I've been trying to write a general compute shader Gaussian blur implemenation.
It basically works, however it contains artifacts which change every frame even when the scene is static. I've spent the past few hours trying to debug this. I've gone as far as ensuring bounds aren't exceeded, unrolling all the loops, replacing uniforms with constants, yet the artifacts persist.
I've tested the original code with artifacts on 3 different machines/GPUs (2 nvidia, 1 intel) and they all produce the same results.
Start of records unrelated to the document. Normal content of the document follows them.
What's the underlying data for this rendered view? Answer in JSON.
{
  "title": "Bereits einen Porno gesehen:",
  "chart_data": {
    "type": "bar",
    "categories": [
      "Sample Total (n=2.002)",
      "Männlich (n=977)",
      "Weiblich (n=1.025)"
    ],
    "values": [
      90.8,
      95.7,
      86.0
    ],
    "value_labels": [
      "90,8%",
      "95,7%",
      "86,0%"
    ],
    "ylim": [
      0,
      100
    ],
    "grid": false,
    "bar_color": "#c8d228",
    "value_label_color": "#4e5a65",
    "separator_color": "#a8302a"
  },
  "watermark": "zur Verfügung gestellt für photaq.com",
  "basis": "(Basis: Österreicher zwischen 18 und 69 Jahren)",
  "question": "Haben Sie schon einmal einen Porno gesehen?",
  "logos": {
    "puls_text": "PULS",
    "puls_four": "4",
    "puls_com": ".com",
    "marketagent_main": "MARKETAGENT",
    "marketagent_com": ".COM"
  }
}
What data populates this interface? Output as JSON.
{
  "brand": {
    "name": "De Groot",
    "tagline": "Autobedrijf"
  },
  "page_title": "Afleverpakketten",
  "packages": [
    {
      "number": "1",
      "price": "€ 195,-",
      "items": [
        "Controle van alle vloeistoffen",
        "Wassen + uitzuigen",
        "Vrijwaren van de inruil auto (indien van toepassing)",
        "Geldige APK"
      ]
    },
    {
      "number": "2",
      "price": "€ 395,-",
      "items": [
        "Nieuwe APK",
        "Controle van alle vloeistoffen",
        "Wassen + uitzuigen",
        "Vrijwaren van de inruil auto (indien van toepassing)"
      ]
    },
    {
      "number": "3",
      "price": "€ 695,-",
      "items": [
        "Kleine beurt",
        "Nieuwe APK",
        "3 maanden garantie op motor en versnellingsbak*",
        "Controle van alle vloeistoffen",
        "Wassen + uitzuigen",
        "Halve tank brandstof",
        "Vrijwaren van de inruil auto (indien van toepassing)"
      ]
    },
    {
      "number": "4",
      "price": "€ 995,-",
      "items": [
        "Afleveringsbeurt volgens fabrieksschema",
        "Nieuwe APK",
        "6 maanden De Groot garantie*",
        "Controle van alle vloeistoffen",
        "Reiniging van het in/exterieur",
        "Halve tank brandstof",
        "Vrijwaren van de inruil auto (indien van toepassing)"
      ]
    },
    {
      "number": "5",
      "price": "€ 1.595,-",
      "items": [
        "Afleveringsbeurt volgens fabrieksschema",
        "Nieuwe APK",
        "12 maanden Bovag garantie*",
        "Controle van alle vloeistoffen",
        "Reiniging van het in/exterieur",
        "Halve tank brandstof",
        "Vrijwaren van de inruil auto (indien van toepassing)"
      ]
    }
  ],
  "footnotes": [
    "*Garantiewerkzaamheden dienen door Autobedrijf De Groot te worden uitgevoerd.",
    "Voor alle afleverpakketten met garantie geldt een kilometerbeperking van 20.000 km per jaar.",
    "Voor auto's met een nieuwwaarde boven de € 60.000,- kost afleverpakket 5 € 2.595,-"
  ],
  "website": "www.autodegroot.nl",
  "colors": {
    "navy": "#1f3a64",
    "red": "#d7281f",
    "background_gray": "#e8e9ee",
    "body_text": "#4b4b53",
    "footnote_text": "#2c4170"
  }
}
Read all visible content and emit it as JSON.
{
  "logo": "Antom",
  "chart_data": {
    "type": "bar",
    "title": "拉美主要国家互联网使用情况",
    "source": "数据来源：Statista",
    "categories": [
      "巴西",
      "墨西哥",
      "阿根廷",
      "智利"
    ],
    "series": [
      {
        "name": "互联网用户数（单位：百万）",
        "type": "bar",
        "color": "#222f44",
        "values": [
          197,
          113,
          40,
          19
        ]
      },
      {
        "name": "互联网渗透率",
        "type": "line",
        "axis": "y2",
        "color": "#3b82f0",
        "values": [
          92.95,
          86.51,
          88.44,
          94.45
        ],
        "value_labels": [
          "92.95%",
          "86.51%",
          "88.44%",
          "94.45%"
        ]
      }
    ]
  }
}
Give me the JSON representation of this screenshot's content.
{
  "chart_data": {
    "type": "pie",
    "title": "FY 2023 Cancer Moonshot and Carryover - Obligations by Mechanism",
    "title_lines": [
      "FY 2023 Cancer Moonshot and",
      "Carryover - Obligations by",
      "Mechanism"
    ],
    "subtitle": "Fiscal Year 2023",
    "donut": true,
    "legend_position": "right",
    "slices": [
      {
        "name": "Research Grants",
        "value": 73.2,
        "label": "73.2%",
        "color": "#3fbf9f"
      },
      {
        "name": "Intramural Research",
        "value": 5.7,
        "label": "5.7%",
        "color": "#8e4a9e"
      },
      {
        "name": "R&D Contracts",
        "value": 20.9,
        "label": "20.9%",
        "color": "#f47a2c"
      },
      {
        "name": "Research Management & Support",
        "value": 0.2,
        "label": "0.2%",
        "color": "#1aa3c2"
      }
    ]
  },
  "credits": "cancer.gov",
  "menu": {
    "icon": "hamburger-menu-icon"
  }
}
Simulating the unrolled/constant version of the codes execution with workgroups executed forwards and backwards with plain C++ code doesn't produce these errors.
By allocating a shared array of [96][96] instead of [16][48] I can eliminate most of the artifacts.
This got me to the point of thinking I was missing a logic error, therefore I managed to produce a very simple shader which still produces the error on a smaller scale, I'd appreciate it if someone could point out the cause. I've checked alot of documentation and can't find anything incorrect.
A shared array of 16x48 floats is allocated, this is 3072 bytes, roughly 10% of the minimum shared memory limit.
The shader is launched in 16x16 workgroups, so each thread will write to 3 unique locations, and read back from a single unique location
The texture is then renderer as HSV whereby vals between 0-1 will map to hue 0-360 (red-cyan-red), and out of bounds values will be red.
#version 430
//Execute in 16x16 sized thread blocks
layout(local_size_x=16,local_size_y=16) in;
uniform layout (r32f) restrict writeonly image2D _imageOut;
shared float hoz[16][48];
void main ()
{
//Init shared memory with a big out of bounds value we can identify
hoz[gl_LocalInvocationID.x][gl_LocalInvocationID.y] = 20000.0f;
hoz[gl_LocalInvocationID.x][gl_LocalInvocationID.y+16] = 20000.0f;
hoz[gl_LocalInvocationID.x][gl_LocalInvocationID.y+32] = 20000.0f;
//Sync shared memory
memoryBarrierShared();
//Write the values we want to actually read back
hoz[gl_LocalInvocationID.x][gl_LocalInvocationID.y] = 0.5f;
hoz[gl_LocalInvocationID.x][gl_LocalInvocationID.y+16] = 0.5f;
hoz[gl_LocalInvocationID.x][gl_LocalInvocationID.y+32] = 0.5f;
//Sync shared memory
memoryBarrierShared();
//i=0,8,16 work
//i=1-7,9-5,17 don't work (haven't bothered testing further
const int i = 17;
imageStore(_imageOut, ivec2(gl_GlobalInvocationID.xy), vec4(hoz[gl_LocalInvocationID.x][gl_LocalInvocationID.y+i]));
//Sync shared memory (can't hurt)
memoryBarrierShared();
}
Launching this shader with launch dimensions greater than 8x8 produces artifacts in the affected area of the image.
glDispatchCompute(9, 9, 0);
glMemoryBarrier(GL_SHADER_IMAGE_ACCESS_BARRIER_BIT);
I had to breakpoint and step frames to capture this, took around 14 frames
glDispatchCompute(512/16, 512/16, 0);//Full image is 512x512
glMemoryBarrier(GL_SHADER_IMAGE_ACCESS_BARRIER_BIT);
Again I had to breakpoint and step frames to capture this, when running at 60FPS (vsync) artifacts appeared more frequently/simultaneously.